Sales Representatives and Second Jobs
Dealing with Moonlighting Reps
Dealing with Moonlighting Reps -
Sales & Marketing Management Magazine
Bruce Fenton, president of Atlantic Financial Inc.
Moonlighting Reps how to deal with a salesperson selling for another company
Solution 1: Todd Carlson, national sales manager, Digipos Systems Inc., Jacksonville, Florida
First, I would approach him and ask, "Why are you moonlighting?" because in sales, you make money based on productivity the more you put into selling in one environment, the more you'll make out of it. Then I would start heavily monitoring the number of calls and appointments he is setting up every day. It's not just about the goal for the month or quarter, but daily productivity. I would personally try to work with him to determine if he's having a difficult time reaching goals, then I would focus on what we need him to do to be more productive.
As long as numbers are in place, I would not have as much of a problem with moonlighting. But I would make sure that he is putting in hours that I asked for. After that, if he's meeting his numbers, I'll be flexible and not impose any real restrictions.

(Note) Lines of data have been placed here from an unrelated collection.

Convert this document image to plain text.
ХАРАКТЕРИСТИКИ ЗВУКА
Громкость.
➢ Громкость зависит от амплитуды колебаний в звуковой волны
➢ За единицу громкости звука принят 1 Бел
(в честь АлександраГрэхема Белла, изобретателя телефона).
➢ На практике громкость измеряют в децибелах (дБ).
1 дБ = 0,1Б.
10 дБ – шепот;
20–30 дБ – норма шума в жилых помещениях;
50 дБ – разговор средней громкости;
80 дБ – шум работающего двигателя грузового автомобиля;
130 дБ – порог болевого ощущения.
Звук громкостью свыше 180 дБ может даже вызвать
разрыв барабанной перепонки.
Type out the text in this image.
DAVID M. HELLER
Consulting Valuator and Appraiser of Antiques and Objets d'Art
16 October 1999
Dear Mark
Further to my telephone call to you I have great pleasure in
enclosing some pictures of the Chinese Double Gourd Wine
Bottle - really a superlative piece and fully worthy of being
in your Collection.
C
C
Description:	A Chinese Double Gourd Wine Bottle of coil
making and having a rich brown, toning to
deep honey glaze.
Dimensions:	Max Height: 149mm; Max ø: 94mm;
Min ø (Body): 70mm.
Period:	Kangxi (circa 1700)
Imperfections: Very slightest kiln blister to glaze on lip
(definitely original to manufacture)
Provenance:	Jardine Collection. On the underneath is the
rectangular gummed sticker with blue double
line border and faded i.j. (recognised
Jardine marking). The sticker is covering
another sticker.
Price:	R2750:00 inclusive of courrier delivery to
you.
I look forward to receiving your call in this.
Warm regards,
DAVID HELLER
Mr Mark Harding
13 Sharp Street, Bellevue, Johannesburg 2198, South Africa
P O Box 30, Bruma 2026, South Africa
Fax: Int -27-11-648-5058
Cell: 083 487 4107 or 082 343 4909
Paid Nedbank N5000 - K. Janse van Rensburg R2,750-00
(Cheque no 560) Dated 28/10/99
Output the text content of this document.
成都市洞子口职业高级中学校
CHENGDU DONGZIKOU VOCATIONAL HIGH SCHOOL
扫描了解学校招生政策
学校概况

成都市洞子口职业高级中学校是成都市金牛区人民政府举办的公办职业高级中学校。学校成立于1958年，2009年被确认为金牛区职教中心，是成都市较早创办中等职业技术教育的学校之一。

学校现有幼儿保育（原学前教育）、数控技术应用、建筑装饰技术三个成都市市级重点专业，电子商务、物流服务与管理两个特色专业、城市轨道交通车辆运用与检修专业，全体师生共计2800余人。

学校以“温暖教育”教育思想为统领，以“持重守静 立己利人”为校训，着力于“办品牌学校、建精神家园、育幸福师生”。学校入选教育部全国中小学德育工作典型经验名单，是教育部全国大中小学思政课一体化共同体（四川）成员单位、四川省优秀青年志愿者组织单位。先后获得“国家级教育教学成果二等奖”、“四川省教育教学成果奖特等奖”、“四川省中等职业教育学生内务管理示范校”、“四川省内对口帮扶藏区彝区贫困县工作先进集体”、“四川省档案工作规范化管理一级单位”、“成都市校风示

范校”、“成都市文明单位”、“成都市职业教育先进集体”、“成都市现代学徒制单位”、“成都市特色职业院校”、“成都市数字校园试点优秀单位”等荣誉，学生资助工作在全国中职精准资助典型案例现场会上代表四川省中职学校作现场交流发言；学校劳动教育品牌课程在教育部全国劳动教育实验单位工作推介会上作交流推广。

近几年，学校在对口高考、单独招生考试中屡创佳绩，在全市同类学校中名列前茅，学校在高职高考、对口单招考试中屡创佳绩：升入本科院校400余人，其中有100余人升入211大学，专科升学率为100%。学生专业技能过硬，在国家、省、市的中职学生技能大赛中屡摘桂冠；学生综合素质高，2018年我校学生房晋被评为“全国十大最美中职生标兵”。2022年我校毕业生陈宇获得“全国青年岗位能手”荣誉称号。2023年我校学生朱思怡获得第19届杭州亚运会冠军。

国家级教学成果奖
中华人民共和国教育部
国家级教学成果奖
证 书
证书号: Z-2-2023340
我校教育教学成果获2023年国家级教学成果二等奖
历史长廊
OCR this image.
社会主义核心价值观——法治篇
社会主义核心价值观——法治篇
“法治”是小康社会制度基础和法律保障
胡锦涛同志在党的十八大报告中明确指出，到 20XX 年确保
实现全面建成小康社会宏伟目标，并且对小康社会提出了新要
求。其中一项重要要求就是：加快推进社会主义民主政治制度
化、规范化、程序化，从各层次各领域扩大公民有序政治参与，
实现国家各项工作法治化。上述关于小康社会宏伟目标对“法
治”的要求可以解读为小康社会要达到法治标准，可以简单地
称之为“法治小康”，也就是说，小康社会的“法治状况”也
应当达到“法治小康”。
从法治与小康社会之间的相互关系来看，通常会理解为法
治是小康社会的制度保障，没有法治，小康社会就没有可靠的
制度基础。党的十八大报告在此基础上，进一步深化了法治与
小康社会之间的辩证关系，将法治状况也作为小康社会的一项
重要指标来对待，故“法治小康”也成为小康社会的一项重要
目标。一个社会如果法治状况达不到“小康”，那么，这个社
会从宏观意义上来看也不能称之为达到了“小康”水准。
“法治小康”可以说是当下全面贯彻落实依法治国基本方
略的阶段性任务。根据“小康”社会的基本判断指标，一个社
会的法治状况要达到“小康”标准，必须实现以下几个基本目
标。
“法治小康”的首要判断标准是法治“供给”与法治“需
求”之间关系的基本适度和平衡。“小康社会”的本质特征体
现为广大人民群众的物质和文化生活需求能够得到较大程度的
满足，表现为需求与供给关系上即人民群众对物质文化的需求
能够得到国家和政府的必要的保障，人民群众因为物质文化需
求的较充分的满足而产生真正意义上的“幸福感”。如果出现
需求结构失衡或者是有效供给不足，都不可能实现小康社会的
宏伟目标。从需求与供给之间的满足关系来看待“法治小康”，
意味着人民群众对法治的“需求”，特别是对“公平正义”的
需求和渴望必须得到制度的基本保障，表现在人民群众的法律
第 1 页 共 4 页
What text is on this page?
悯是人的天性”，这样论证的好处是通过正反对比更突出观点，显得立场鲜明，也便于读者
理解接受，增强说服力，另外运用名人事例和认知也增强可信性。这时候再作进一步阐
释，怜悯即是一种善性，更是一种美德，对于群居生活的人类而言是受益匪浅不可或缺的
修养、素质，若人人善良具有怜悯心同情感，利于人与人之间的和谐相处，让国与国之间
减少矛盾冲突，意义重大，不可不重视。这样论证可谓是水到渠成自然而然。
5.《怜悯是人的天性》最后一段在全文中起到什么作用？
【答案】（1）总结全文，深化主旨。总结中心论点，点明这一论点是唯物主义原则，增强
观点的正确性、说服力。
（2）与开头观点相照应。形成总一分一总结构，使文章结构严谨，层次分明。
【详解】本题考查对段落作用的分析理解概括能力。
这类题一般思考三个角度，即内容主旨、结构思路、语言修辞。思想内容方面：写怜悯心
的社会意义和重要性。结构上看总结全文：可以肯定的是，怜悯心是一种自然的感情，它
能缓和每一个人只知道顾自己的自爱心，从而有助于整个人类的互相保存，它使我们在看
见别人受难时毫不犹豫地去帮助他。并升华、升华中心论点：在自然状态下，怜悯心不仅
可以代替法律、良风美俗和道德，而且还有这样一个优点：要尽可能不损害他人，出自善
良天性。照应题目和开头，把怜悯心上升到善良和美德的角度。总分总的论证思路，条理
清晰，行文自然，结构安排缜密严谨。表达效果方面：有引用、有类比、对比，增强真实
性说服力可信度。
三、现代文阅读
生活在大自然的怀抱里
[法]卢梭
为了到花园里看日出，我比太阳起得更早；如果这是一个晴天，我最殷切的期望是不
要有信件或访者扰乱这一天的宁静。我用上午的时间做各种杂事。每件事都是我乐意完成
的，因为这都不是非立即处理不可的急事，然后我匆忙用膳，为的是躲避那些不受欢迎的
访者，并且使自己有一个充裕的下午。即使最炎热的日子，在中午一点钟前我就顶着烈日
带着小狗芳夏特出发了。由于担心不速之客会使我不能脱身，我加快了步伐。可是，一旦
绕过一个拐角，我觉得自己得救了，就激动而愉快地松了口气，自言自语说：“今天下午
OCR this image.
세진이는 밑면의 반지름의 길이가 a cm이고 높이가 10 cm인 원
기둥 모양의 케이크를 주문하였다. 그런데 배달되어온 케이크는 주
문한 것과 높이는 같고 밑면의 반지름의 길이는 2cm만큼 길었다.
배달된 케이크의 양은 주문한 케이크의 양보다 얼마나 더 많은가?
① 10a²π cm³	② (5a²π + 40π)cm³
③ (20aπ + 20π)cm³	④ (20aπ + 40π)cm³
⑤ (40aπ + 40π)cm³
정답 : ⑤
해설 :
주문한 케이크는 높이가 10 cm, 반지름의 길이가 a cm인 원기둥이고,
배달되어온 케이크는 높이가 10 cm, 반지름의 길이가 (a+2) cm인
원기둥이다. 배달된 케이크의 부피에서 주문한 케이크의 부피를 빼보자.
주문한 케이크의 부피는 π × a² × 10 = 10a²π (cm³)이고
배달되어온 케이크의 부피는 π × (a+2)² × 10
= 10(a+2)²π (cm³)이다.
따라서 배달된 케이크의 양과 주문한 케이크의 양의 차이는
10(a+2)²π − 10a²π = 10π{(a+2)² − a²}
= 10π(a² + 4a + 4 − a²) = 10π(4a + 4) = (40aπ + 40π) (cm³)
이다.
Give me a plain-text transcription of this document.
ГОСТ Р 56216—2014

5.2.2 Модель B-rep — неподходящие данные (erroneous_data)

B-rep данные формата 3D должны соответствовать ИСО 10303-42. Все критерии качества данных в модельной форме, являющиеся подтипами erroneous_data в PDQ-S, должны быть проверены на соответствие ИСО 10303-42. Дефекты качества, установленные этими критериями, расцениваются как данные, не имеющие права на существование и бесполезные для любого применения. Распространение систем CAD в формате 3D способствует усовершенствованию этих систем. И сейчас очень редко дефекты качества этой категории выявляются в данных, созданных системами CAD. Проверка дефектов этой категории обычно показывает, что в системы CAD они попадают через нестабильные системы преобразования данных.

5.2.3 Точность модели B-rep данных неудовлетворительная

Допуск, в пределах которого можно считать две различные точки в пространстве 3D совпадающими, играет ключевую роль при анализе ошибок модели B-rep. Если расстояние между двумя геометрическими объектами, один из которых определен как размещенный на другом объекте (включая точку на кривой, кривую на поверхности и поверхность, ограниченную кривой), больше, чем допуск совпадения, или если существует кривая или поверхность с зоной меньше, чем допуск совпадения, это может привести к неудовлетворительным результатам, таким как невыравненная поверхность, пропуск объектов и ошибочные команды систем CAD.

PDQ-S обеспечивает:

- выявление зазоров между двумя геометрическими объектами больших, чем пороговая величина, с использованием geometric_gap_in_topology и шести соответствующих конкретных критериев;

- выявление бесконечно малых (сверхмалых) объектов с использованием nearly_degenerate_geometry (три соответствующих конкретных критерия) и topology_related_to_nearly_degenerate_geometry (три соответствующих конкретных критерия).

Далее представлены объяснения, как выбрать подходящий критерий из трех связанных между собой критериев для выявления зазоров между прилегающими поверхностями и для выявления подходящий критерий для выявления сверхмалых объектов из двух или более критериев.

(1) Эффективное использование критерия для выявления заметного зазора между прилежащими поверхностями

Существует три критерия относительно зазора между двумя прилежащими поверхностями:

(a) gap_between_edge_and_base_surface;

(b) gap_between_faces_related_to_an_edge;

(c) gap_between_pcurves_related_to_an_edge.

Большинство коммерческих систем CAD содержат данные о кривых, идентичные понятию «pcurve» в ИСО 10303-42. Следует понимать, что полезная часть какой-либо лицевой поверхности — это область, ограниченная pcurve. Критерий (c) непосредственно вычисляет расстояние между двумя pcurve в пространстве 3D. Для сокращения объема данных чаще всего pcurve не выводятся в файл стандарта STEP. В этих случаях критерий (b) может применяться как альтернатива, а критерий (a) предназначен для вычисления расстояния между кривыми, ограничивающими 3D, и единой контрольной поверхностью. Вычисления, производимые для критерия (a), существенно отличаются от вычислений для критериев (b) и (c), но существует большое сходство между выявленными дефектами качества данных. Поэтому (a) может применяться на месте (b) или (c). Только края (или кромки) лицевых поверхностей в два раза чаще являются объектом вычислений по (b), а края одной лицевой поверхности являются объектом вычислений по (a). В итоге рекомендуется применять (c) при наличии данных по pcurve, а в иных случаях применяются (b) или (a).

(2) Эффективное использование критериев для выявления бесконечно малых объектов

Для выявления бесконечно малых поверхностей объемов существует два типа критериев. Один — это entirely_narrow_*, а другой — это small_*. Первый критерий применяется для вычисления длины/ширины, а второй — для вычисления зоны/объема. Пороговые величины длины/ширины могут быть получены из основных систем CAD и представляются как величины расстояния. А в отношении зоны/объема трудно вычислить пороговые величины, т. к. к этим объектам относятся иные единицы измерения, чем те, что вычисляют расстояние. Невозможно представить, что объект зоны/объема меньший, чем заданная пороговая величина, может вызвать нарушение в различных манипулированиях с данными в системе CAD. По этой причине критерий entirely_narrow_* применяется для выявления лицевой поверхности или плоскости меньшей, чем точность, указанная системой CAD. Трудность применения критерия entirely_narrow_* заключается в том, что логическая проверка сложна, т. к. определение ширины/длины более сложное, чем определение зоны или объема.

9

Solution 2: Bruce Fenton, president, Atlantic Financial Inc., Westborough, Massachusetts
In our business, we are governed by a code of ethics, and if someone violates that she would be immediately terminated. The investment world is very complex, and if a salesperson is tempted to offer something to clients, receive a commission for it, and not tell the firm, she's breaking the law. Any conversation we have would be to gather information to make sure we're covering ourselves legally.
If she was selling something that didn't concern our industry, I'd still take a hard line. Even if this salesperson was the most important revenue generator, there are certain things you can't ignore. These days, financial services firms are heavily regulated. If you don't keep up the best of ethical standards, you run the risk of getting into trouble.